The logic and reasoning sounds right, but the only thing is if you have to provide some kind of formal proof for your teacher/lecturer/professor.

This will involve the whole cartesian product, equivalence relation, class thingy and I can't advise you on this since I haven't encountered these things for ages.

It's a technical point, so I can't be 100% certain without reading a definition, but conceptually, and I'd bet technically too, there are no empty equivalence classes.

For instance, if I consider the equivalence class of first names of Australian citizens, there isn't going to be an equivalence class - one that just happens to be empty - for the name "fhiafhihfehfibbkckzbkfefiefbfkbcsakhwhfhanvnzlcnn ", because no one has that name. The set of equivalence classes for that equivalence relation is formed from the set on which the equivalence relation is defined. Since no one one with a first name of "fhiafhihfehfibbkckzbkfefiefbfkbcsakhwhfhanvnzlcnn " was in that initial set (Australian citizens), it follows that there is no such equivalence class - not even an empty one - associated with the name "fhiafhihfehfibbkckzbkfefiefbfkbcsakhwhfhanvnzlcnn ".

I'm pretty sure that to be an equivalence class requires containing at least one element from the original set. In your example, since there are only a finite number of horses on which this equivalence relation ("same number of hairs") is defined, there can only be a finite number of equivalence classes - and not, as you're suggesting, an infinite number of equivalence classes for which all but finitely many are empty.

He did say there are an infinite number of horses (i.e. the cardinality of the set is infinite).

Ah - yes - thanks.

So it's possible that there are an infinite number of equivalence classes then. But it's also possible that all those horses have the same number of hairs, in which case there would be only one equivalence class. Or that (suppose they're countable, and then labelled 1, 2, 3, ...) all the even labelled horses have 150,189 hairs, and all the odd numbered horses have 93,445 hairs - in which case there are only two equivalence classes. Etc.

Yes very good point (and also having infinite hairs is probably a stretch). So it means that there needs to be some kind of map from T -> N union {0} and the equivalence relation needs to be done on this set instead.

Hopefully this can be clarified by takaj.

Originally Posted by chiro

Yes very good point (and also having infinite hairs is probably a stretch). So it means that there needs to be some kind of map from T -> N union {0} and the equivalence relation needs to be done on this set instead.

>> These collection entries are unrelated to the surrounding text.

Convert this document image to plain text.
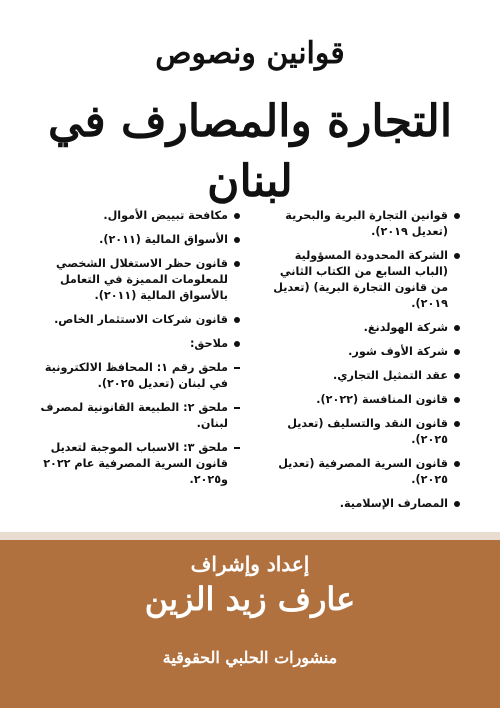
قوانين ونصوص
التجارة والمصارف في لبنان
قوانين التجارة البرية والبحرية (تعديل ٢٠١٩).
الشركة المحدودة المسؤولية (الباب السابع من الكتاب الثاني من قانون التجارة البرية) (تعديل ٢٠١٩).
شركة الهولدنغ.
شركة الأوف شور.
عقد التمثيل التجاري.
قانون المنافسة (٢٠٢٢).
قانون النقد والتسليف (تعديل ٢٠٢٥).
قانون السرية المصرفية (تعديل ٢٠٢٥).
المصارف الإسلامية.
مكافحة تبييض الأموال.
الأسواق المالية (٢٠١١).
قانون حظر الاستغلال الشخصي للمعلومات المميزة في التعامل بالأسواق المالية (٢٠١١).
قانون شركات الاستثمار الخاص.
ملاحق:
ملحق رقم ١: المحافظ الالكترونية في لبنان (تعديل ٢٠٢٥).
ملحق ٢: الطبيعة القانونية لمصرف لبنان.
ملحق ٣: الاسباب الموجبة لتعديل قانون السرية المصرفية عام ٢٠٢٢ و٢٠٢٥.
إعداد وإشراف
عارف زيد الزين
منشورات الحلبي الحقوقية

This whole example is problematic on several levels.
Unless one is a Platonist, there are no infinite sets in a real world.
The example is easily fixed.
Consider the collection of all finite subsets of .
Using the idea in the OP, say two of these sets are related if and only if they have the same cardinality.
Now the set of equivalence classes is denumerable.
And all, except one, of the equivalence classes are denumerable.

You have said that there are and infinite number of horses but you have only said "The number of hairs on a horse may be infinite."
Yes, there may be an infinite number of equivalence classes but it is equally possible that all horses have the same number of hairs- in which there would be only one (non-empty) equivalence class.

Thank you for your responses. To answer the question of how many equivalence classes there are, I will say that there could be an infinite amount, and not that there ARE an infinite amount. The lasts question wants me to describe them, so I will say that each equivalence class is defined by the cardinality of each set (i.e., the number of hairs).

Thank you very much.